Order of Canada honourees grace buildings sector

Friday, June 28, 2019

Architectural practitioners in Toronto and Vancouver have been named to the Order of Canada. Governor General Julie Payette bestowed the honour to Donald Schmitt, Principal with Diamond Schmitt Architects, and Raymond Cole, Professor Emeritus and former director of University of British Columbia’s School of Architecture and Landscape Architecture among 83 appointments announced yesterday.

The Order of Canada recognizes outstanding achievement, dedication and service to the community and the nation, and is awarded to recipients who exemplify its motto, Desiderantes Meliorem Patriam — translating to: They desire a better country. Accompanying citations for the new appointees commend Schmitt “for his rehabilitation of iconic heritage buildings and for his sustainable architectural designs” and Cole “for his skilful pairing of architecture and environmental sustainability, and for his leadership in the field”.

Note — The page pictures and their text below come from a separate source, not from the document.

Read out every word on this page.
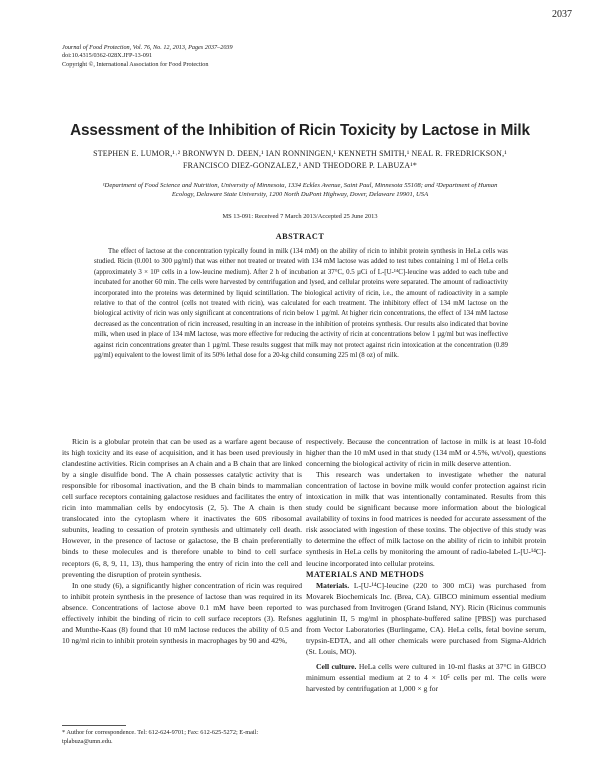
2037
Journal of Food Protection, Vol. 76, No. 12, 2013, Pages 2037–2039
doi:10.4315/0362-028X.JFP-13-091
Copyright ©, International Association for Food Protection
Assessment of the Inhibition of Ricin Toxicity by Lactose in Milk
STEPHEN E. LUMOR,¹˒² BRONWYN D. DEEN,¹ IAN RONNINGEN,¹ KENNETH SMITH,¹ NEAL R. FREDRICKSON,¹
FRANCISCO DIEZ-GONZALEZ,¹ AND THEODORE P. LABUZA¹*
¹Department of Food Science and Nutrition, University of Minnesota, 1334 Eckles Avenue, Saint Paul, Minnesota 55108; and ²Department of Human
Ecology, Delaware State University, 1200 North DuPont Highway, Dover, Delaware 19901, USA
MS 13-091: Received 7 March 2013/Accepted 25 June 2013
ABSTRACT

The effect of lactose at the concentration typically found in milk (134 mM) on the ability of ricin to inhibit protein synthesis in HeLa cells was studied. Ricin (0.001 to 300 µg/ml) that was either not treated or treated with 134 mM lactose was added to test tubes containing 1 ml of HeLa cells (approximately 3 × 10⁵ cells in a low-leucine medium). After 2 h of incubation at 37°C, 0.5 µCi of L-[U-¹⁴C]-leucine was added to each tube and incubated for another 60 min. The cells were harvested by centrifugation and lysed, and cellular proteins were separated. The amount of radioactivity incorporated into the proteins was determined by liquid scintillation. The biological activity of ricin, i.e., the amount of radioactivity in a sample relative to that of the control (cells not treated with ricin), was calculated for each treatment. The inhibitory effect of 134 mM lactose on the biological activity of ricin was only significant at concentrations of ricin below 1 µg/ml. At higher ricin concentrations, the effect of 134 mM lactose decreased as the concentration of ricin increased, resulting in an increase in the inhibition of proteins synthesis. Our results also indicated that bovine milk, when used in place of 134 mM lactose, was more effective for reducing the activity of ricin at concentrations below 1 µg/ml but was ineffective against ricin concentrations greater than 1 µg/ml. These results suggest that milk may not protect against ricin intoxication at the concentration (0.89 µg/ml) equivalent to the lowest limit of its 50% lethal dose for a 20-kg child consuming 225 ml (8 oz) of milk.

Ricin is a globular protein that can be used as a warfare agent because of its high toxicity and its ease of acquisition, and it has been used previously in clandestine activities. Ricin comprises an A chain and a B chain that are linked by a single disulfide bond. The A chain possesses catalytic activity that is responsible for ribosomal inactivation, and the B chain binds to mammalian cell surface receptors containing galactose residues and facilitates the entry of ricin into mammalian cells by endocytosis (2, 5). The A chain is then translocated into the cytoplasm where it inactivates the 60S ribosomal subunits, leading to cessation of protein synthesis and ultimately cell death. However, in the presence of lactose or galactose, the B chain preferentially binds to these molecules and is therefore unable to bind to cell surface receptors (6, 8, 9, 11, 13), thus hampering the entry of ricin into the cell and preventing the disruption of protein synthesis.

In one study (6), a significantly higher concentration of ricin was required to inhibit protein synthesis in the presence of lactose than was required in its absence. Concentrations of lactose above 0.1 mM have been reported to effectively inhibit the binding of ricin to cell surface receptors (3). Refsnes and Munthe-Kaas (8) found that 10 mM lactose reduces the ability of 0.5 and 10 ng/ml ricin to inhibit protein synthesis in macrophages by 90 and 42%,

respectively. Because the concentration of lactose in milk is at least 10-fold higher than the 10 mM used in that study (134 mM or 4.5%, wt/vol), questions concerning the biological activity of ricin in milk deserve attention.

This research was undertaken to investigate whether the natural concentration of lactose in bovine milk would confer protection against ricin intoxication in milk that was intentionally contaminated. Results from this study could be significant because more information about the biological availability of toxins in food matrices is needed for accurate assessment of the risk associated with ingestion of these toxins. The objective of this study was to determine the effect of milk lactose on the ability of ricin to inhibit protein synthesis in HeLa cells by monitoring the amount of radio-labeled L-[U-¹⁴C]-leucine incorporated into cellular proteins.

MATERIALS AND METHODS

Materials. L-[U-¹⁴C]-leucine (220 to 300 mCi) was purchased from Movarek Biochemicals Inc. (Brea, CA). GIBCO minimum essential medium was purchased from Invitrogen (Grand Island, NY). Ricin (Ricinus communis agglutinin II, 5 mg/ml in phosphate-buffered saline [PBS]) was purchased from Vector Laboratories (Burlingame, CA). HeLa cells, fetal bovine serum, trypsin-EDTA, and all other chemicals were purchased from Sigma-Aldrich (St. Louis, MO).

Cell culture. HeLa cells were cultured in 10-ml flasks at 37°C in GIBCO minimum essential medium at 2 to 4 × 10⁵ cells per ml. The cells were harvested by centrifugation at 1,000 × g for

* Author for correspondence. Tel: 612-624-9701; Fax: 612-625-5272; E-mail: tplabuza@umn.edu.
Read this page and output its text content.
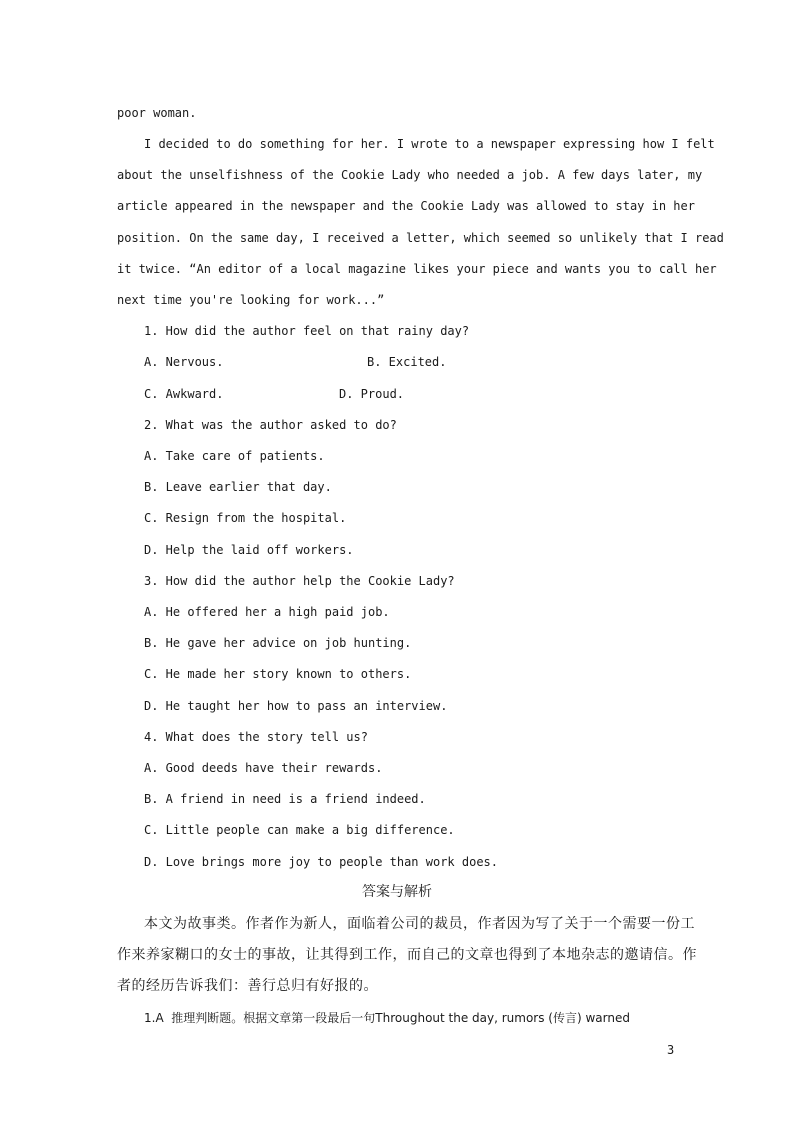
poor woman.
I decided to do something for her. I wrote to a newspaper expressing how I felt
about the unselfishness of the Cookie Lady who needed a job. A few days later, my
article appeared in the newspaper and the Cookie Lady was allowed to stay in her
position. On the same day, I received a letter, which seemed so unlikely that I read
it twice. “An editor of a local magazine likes your piece and wants you to call her
next time you're looking for work...”
1. How did the author feel on that rainy day?
A. Nervous.	B. Excited.
C. Awkward.	D. Proud.
2. What was the author asked to do?
A. Take care of patients.
B. Leave earlier that day.
C. Resign from the hospital.
D. Help the laid off workers.
3. How did the author help the Cookie Lady?
A. He offered her a high paid job.
B. He gave her advice on job hunting.
C. He made her story known to others.
D. He taught her how to pass an interview.
4. What does the story tell us?
A. Good deeds have their rewards.
B. A friend in need is a friend indeed.
C. Little people can make a big difference.
D. Love brings more joy to people than work does.
答案与解析
本文为故事类。作者作为新人，面临着公司的裁员，作者因为写了关于一个需要一份工
作来养家糊口的女士的事故，让其得到工作，而自己的文章也得到了本地杂志的邀请信。作
者的经历告诉我们：善行总归有好报的。
1.A  推理判断题。根据文章第一段最后一句Throughout the day, rumors (传言) warned
3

Schmitt was born in the Northern Ontario community of South Porcupine and is a graduate of the University of Toronto School of Architecture. Some of his most recent projects include: the high-rise laboratories of the Peter Gilgan Centre for Research and Learning at the Hospital for Sick Children in Toronto; the new campus of the Emily Carr University of Art + Design in Vancouver; and Lazaridis Hall at Wilfrid Laurier University in Waterloo, Ontario.

He has led the restoration of iconic Canadian landmarks such as the National Arts Centre and the Senate of Canada Building. He is also lead designer for the Library and Archives of Canada-Ottawa Public Library joint facility, now under construction.

“I am honoured and humbled to be among Canadians from all walks of life as a Member of the Order of Canada,” Schmitt observes in a release issued by Diamond Schmitt Architects.

Cole was trained as a civil engineer and then attained a PhD in architectural science from University of Wales, Cardiff, before embarking on a long career in architectural research and teaching. He is an honorary member of the Architectural Institute of British Columbia and a Fellow of the Royal Architectural Institute of Canada.

He is the co-founder of the Green Building Challenge, launched in 1998 to promote advancement and benchmarking of sustainable,high-performance buildings, which has now evolved into the World Sustainable Building Conference series. He is a past director of UBC’s Centre for Interactive Research on Sustainability (CIRS) and has received a Lifetime Achievement Award from Sustainable Buildings Canada and a Lifetime Leadership Award from the Canada Green Building Council.

“Ray has contributed a long and deep legacy of passionate teaching and intellectual leadership, and a substantial community of former students, architects and scholars in his 40-year academic career,” notes a congratulatory statement from the School of Architecture and Landscape Architecture (SALA) at University of British Columbia. “His time at SALA has inspired countless students to study sustainable building design — a field he was instrumental in developing in Canada and sharing with the world. We are proud that Ray’s contributions to his students, our school and the sustainability community have been recognized with Canada’s highest civilian honour.”